I personally spent an entire decade forcing my super-straight, fine hair into tight little curls via perm. This was the 1980s, when that was considered stylish. Besides, I don’t have the patience for blow drying, and the perm made it possible to look good after a simple shampoo.
But when the 80s ended, I noticed something funny about the part at the top of my head: it had become wider. I did not pay it much attention at first, but as time passed, the rift at the top of my forehead grew and I was faced with a sad realization: My hair was thinning. Actually, I had developed a receding hairline.
At first, I blamed the chemicals in the perms. I let my hair grow into its natural straight, limp state and waited for the old fullness to return. Instead, the bald patch at the top became noticeably thinner. I had my hairdresser give me bangs. I hate bangs, but they are my version of a combover. I wonder if Donald Trump feels the same way about his hair, which is now a reliable laugh line for every comedian in the country? Of course, Trump could choose to forego combing his hair over the front of his head if he wanted. Bald is acceptable on men, and can even be sexy. (Ask Bruce Willis. Or my husband.)
I’m lucky: the thinned out hair is confined to the area adjacent to my forehead. I’ve got plenty left on the rest of my scalp. But if I don’t have my bangs combed just right, there is definite baldness there, which is not a becoming look. So I keep the bangs trimmed just right (and freak out if a hairdresser has the insane idea that layering them is a good idea). And seek out anything that might stop my hairline from receding further.
I tried Rogaine – but thanks to the position of my bald spot, I was unable to keep the stuff from dripping into my eyes, so I abandoned that pretty quickly. I’ve taken vitamins – which didn’t hurt, but didn’t help the situation, either. Shampoos and treatments for thinning hair just make it frizzy. And for years, I’ve eyed these laser combs that purport to promote hair regrowth, but at $300 and up, I’m not about to try it.
Because while hope springs eternal, I know deep down that these just don’t work.
Despite that, a few months ago I found myself shelling out some good money for some pricey Aveda products that promised to make a difference. The company promises that their Invati line will give you thicker, fuller hair. You just have to use the products faithfully for 90 days.
I purchased the set of shampoo, conditioner and scalp treatment – a 30-day supply – on sale for $90. Before my husband reads this and goes nuts, I want to point out that both the shampoo and conditioner lasted me a whopping 10 weeks, so it’s not as expensive as you would think. Or maybe I just did not use enough. The scalp treatment was a total waste of my time; I had the same issue with it as the Rogaine and stopped using it after a couple of weeks.
Did I grow new thatches of thick, luxurious hair? No. Did it work better than the Pantene Volume stuff I buy way cheap at Costco? It might be my imagination, but I think it did. All I know is that while I was using it, I felt like the bald spot at the top of my head was easier to hide.
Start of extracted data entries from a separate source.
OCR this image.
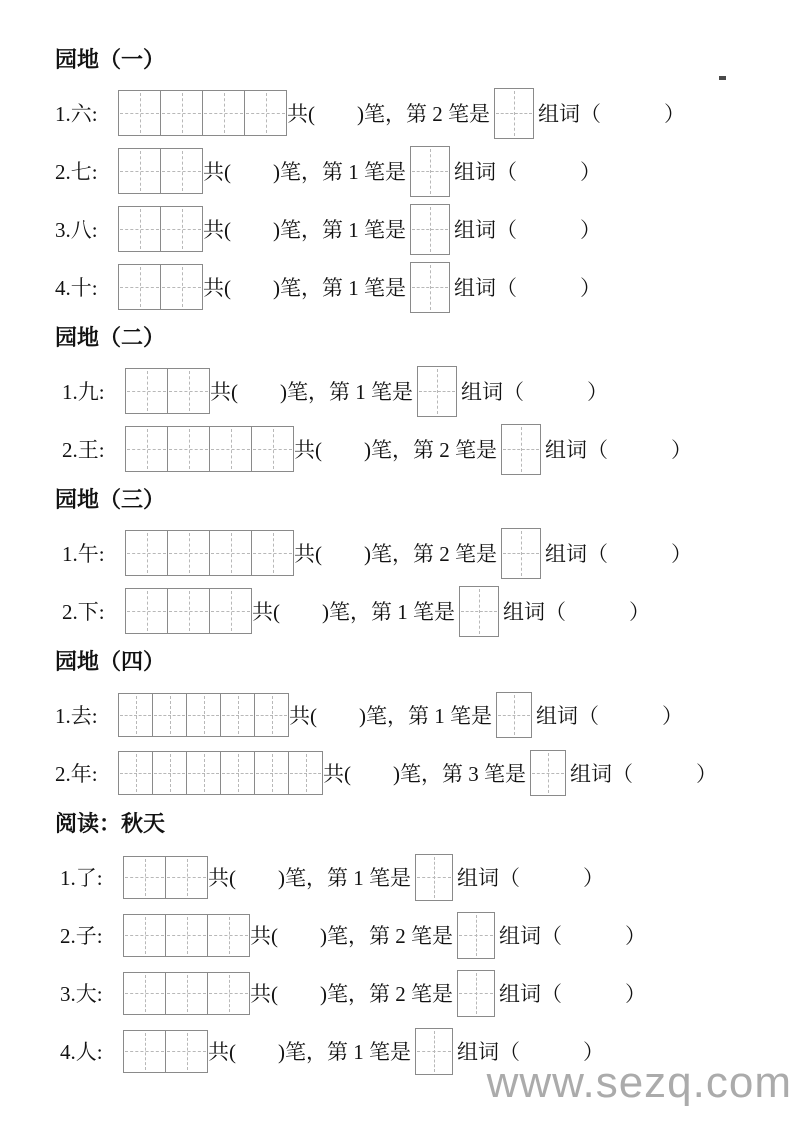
园地（一）
1.六:	共(　　)笔，第 2 笔是 组词（　　　）
2.七:	共(　　)笔，第 1 笔是 组词（　　　）
3.八:	共(　　)笔，第 1 笔是 组词（　　　）
4.十:	共(　　)笔，第 1 笔是 组词（　　　）
园地（二）
1.九:	共(　　)笔，第 1 笔是 组词（　　　）
2.王:	共(　　)笔，第 2 笔是 组词（　　　）
园地（三）
1.午:	共(　　)笔，第 2 笔是 组词（　　　）
2.下:	共(　　)笔，第 1 笔是 组词（　　　）
园地（四）
1.去:	共(　　)笔，第 1 笔是 组词（　　　）
2.年:	共(　　)笔，第 3 笔是 组词（　　　）
阅读：秋天
1.了:	共(　　)笔，第 1 笔是 组词（　　　）
2.子:	共(　　)笔，第 2 笔是 组词（　　　）
3.大:	共(　　)笔，第 2 笔是 组词（　　　）
4.人:	共(　　)笔，第 1 笔是 组词（　　　）
www.sezq.com
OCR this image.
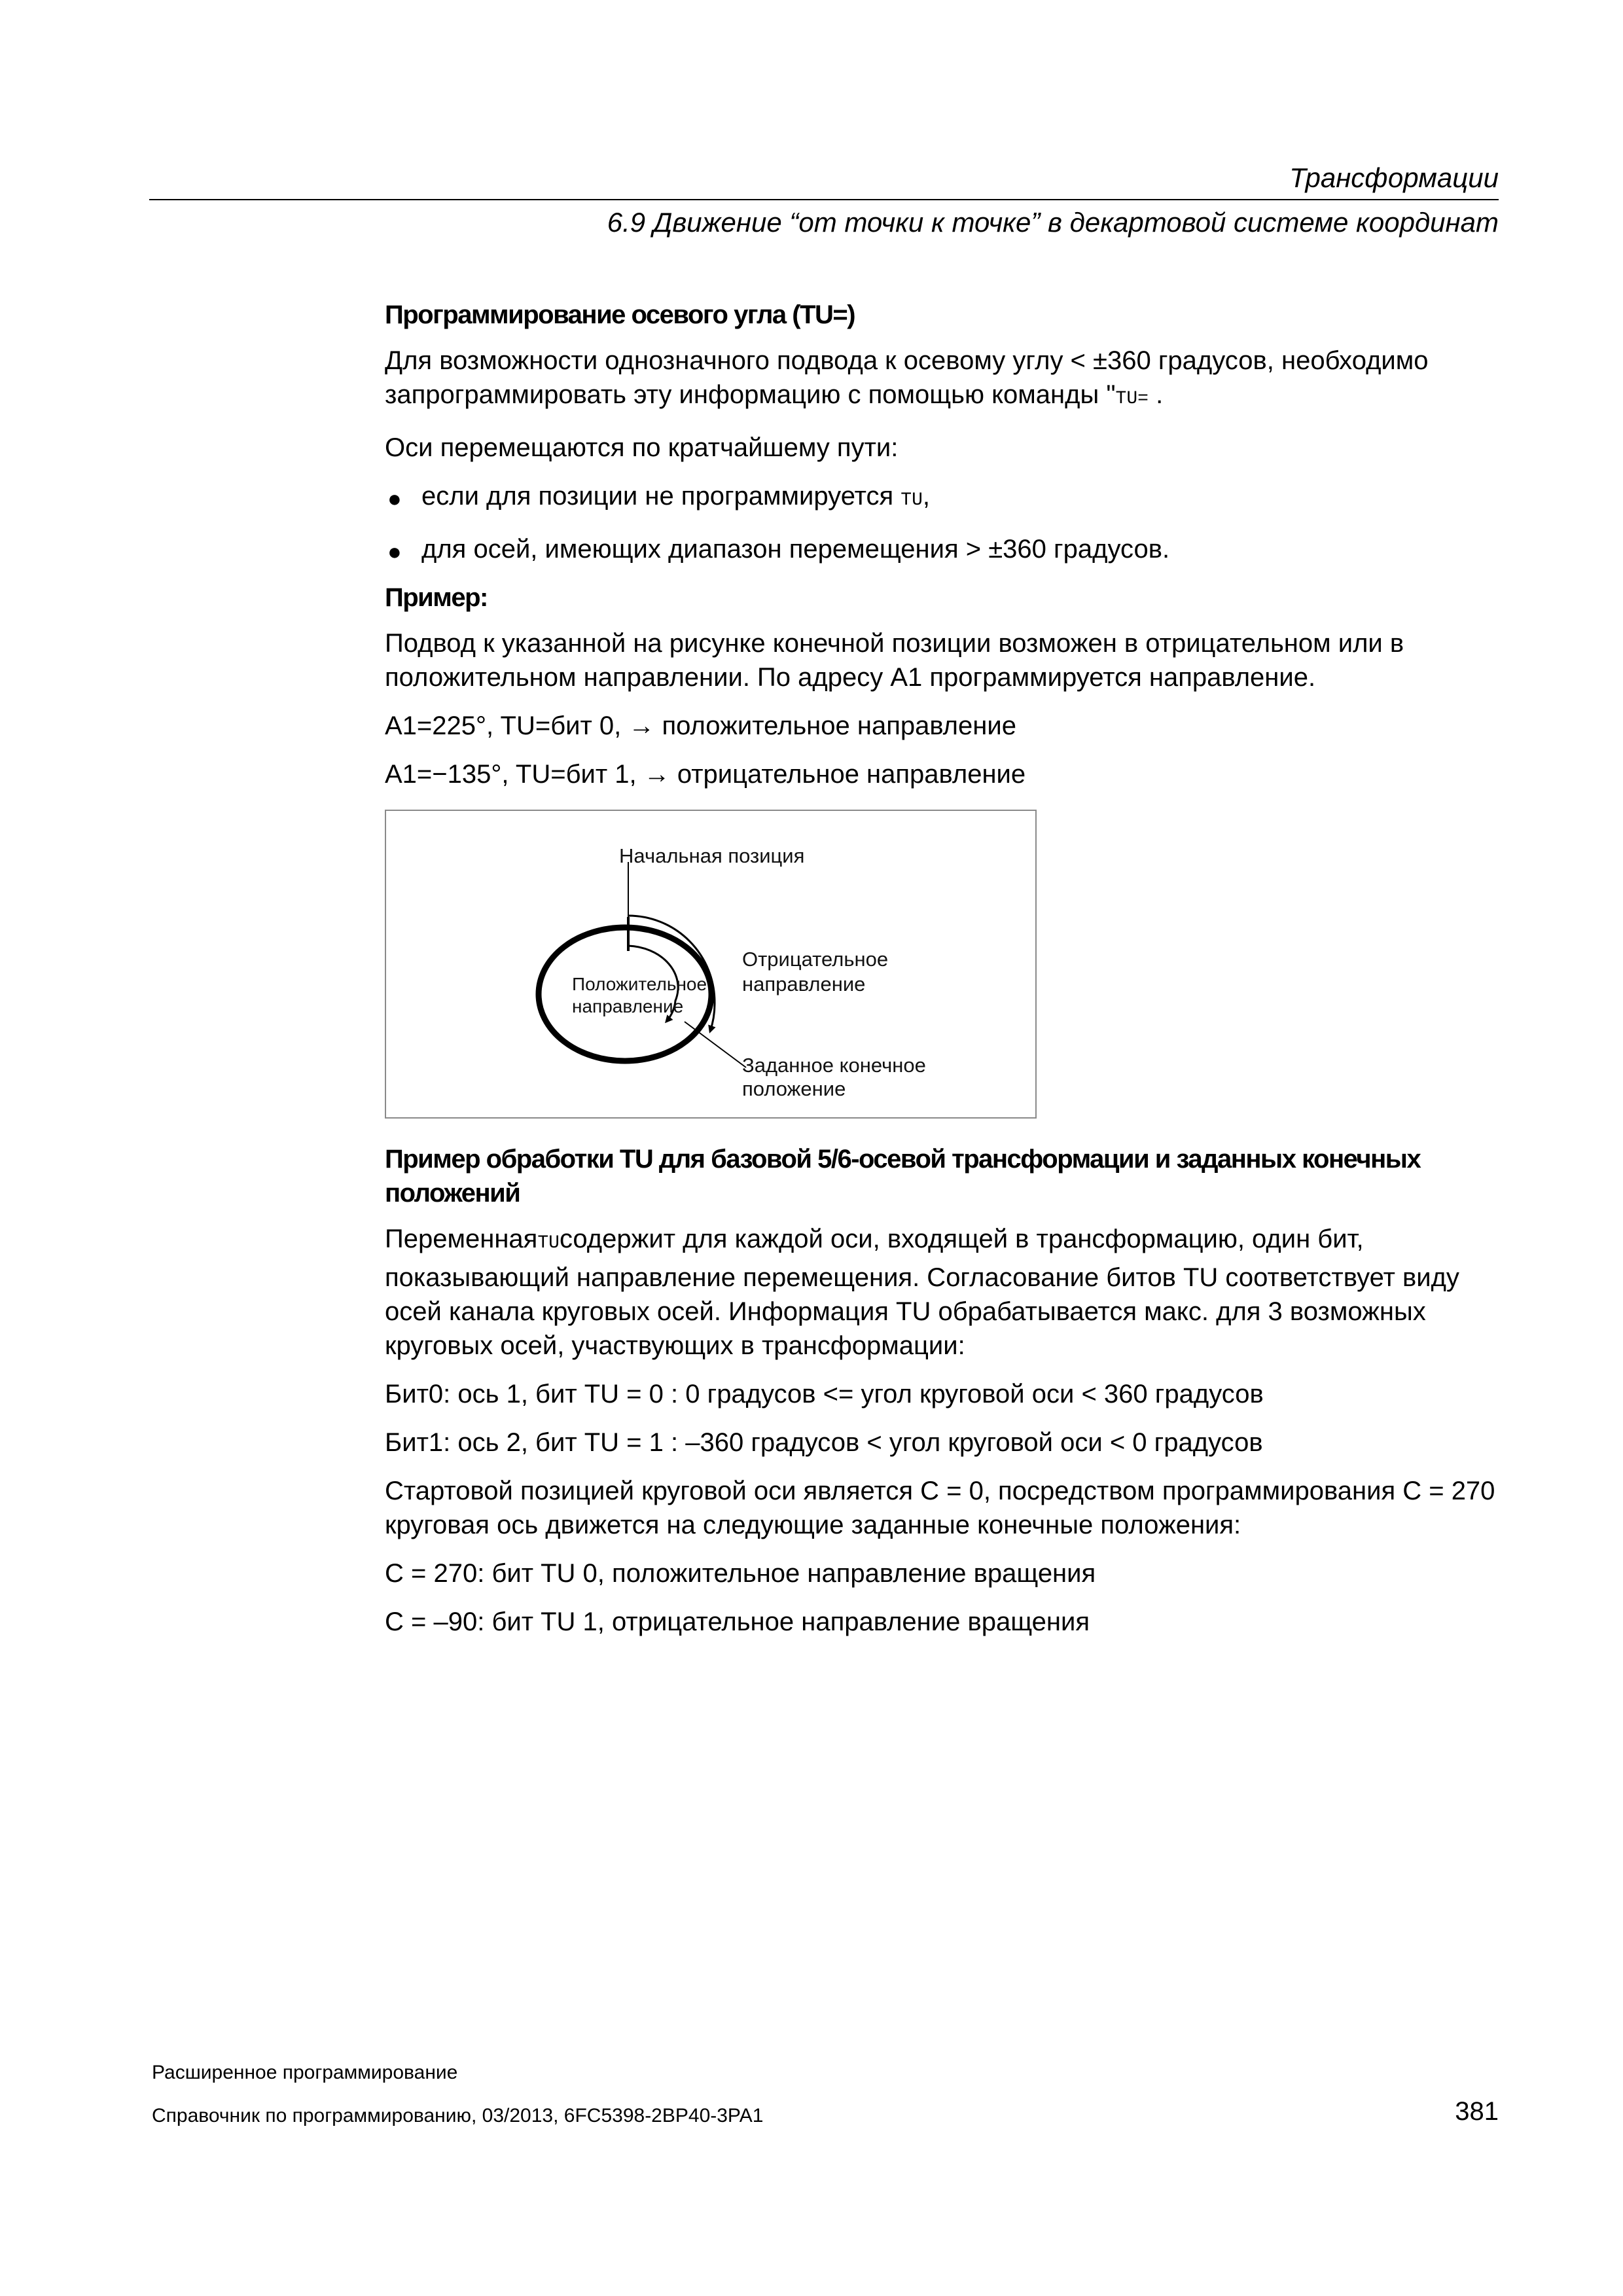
Трансформации
6.9 Движение “от точки к точке” в декартовой системе координат
Программирование осевого угла (TU=)
Для возможности однозначного подвода к осевому углу < ±360 градусов, необходимо запрограммировать эту информацию с помощью команды "TU= .
Оси перемещаются по кратчайшему пути:
● если для позиции не программируется TU,
● для осей, имеющих диапазон перемещения > ±360 градусов.
Пример:
Подвод к указанной на рисунке конечной позиции возможен в отрицательном или в положительном направлении. По адресу A1 программируется направление.
A1=225°, TU=бит 0, → положительное направление
A1=−135°, TU=бит 1, → отрицательное направление
Начальная позиция
Отрицательное
направление
Положительное
направление
Заданное конечное
положение
Пример обработки TU для базовой 5/6-осевой трансформации и заданных конечных положений
ПеременнаяTUсодержит для каждой оси, входящей в трансформацию, один бит, показывающий направление перемещения. Согласование битов TU соответствует виду осей канала круговых осей. Информация TU обрабатывается макс. для 3 возможных круговых осей, участвующих в трансформации:
Бит0: ось 1, бит TU = 0 : 0 градусов <= угол круговой оси < 360 градусов
Бит1: ось 2, бит TU = 1 : –360 градусов < угол круговой оси < 0 градусов
Стартовой позицией круговой оси является C = 0, посредством программирования C = 270 круговая ось движется на следующие заданные конечные положения:
C = 270: бит TU 0, положительное направление вращения
C = –90: бит TU 1, отрицательное направление вращения
Расширенное программирование
Справочник по программированию, 03/2013, 6FC5398-2BP40-3PA1	381
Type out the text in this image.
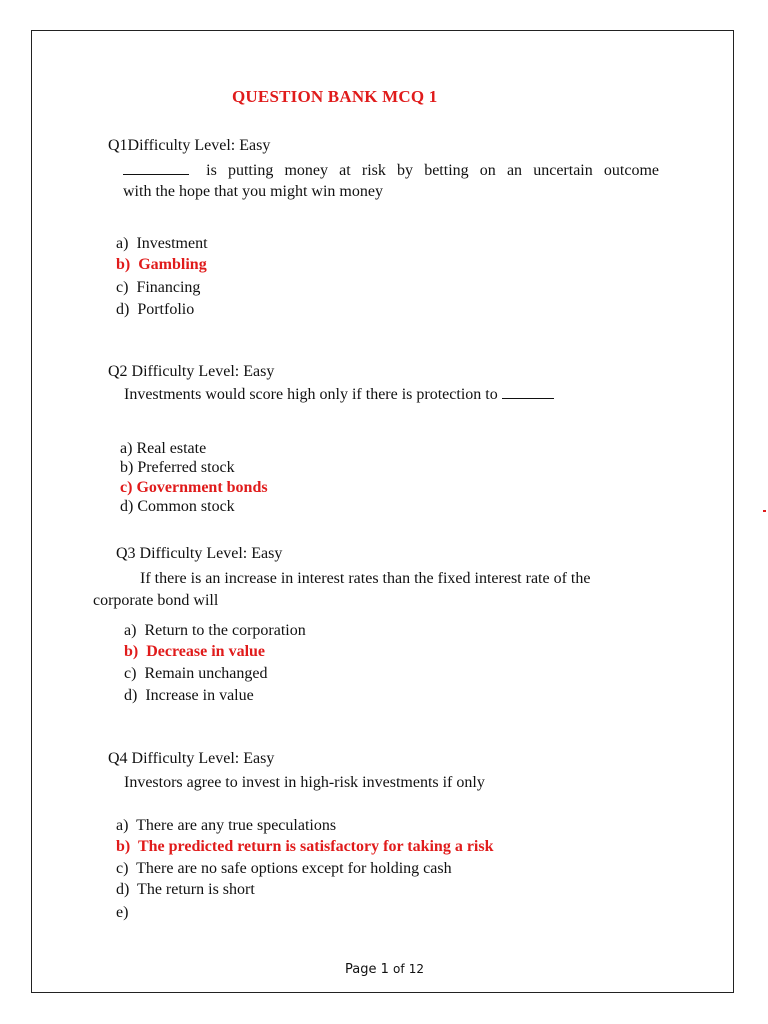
QUESTION BANK MCQ 1
Q1Difficulty Level: Easy
is putting money at risk by betting on an uncertain outcome
with the hope that you might win money
a) Investment
b) Gambling
c) Financing
d) Portfolio
Q2 Difficulty Level: Easy
Investments would score high only if there is protection to
a) Real estate
b) Preferred stock
c) Government bonds
d) Common stock
Q3 Difficulty Level: Easy
If there is an increase in interest rates than the fixed interest rate of the
corporate bond will
a) Return to the corporation
b) Decrease in value
c) Remain unchanged
d) Increase in value
Q4 Difficulty Level: Easy
Investors agree to invest in high-risk investments if only
a) There are any true speculations
b) The predicted return is satisfactory for taking a risk
c) There are no safe options except for holding cash
d) The return is short
e)
Page 1 of 12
I also liked the way the stuff smells, and felt good about using products that purport to be green, with fewer chemicals and herbs and essential oils that are certified organic.
Will I buy the Invati again? Probably — but only when I earn a nice, fat check from one of my various freelancing endeavors.
My thinning hair problem appears to be hereditary. My mom also lost hair as she aged, and owns at least one hairpiece. Some day, I may inherit it from her. In the meantime, it’s bangs… and shopping for a good hat.
DISCLOSURE: We have no business relationship with Aveda or any other company or person mentioned in this article and received no compensation for this post.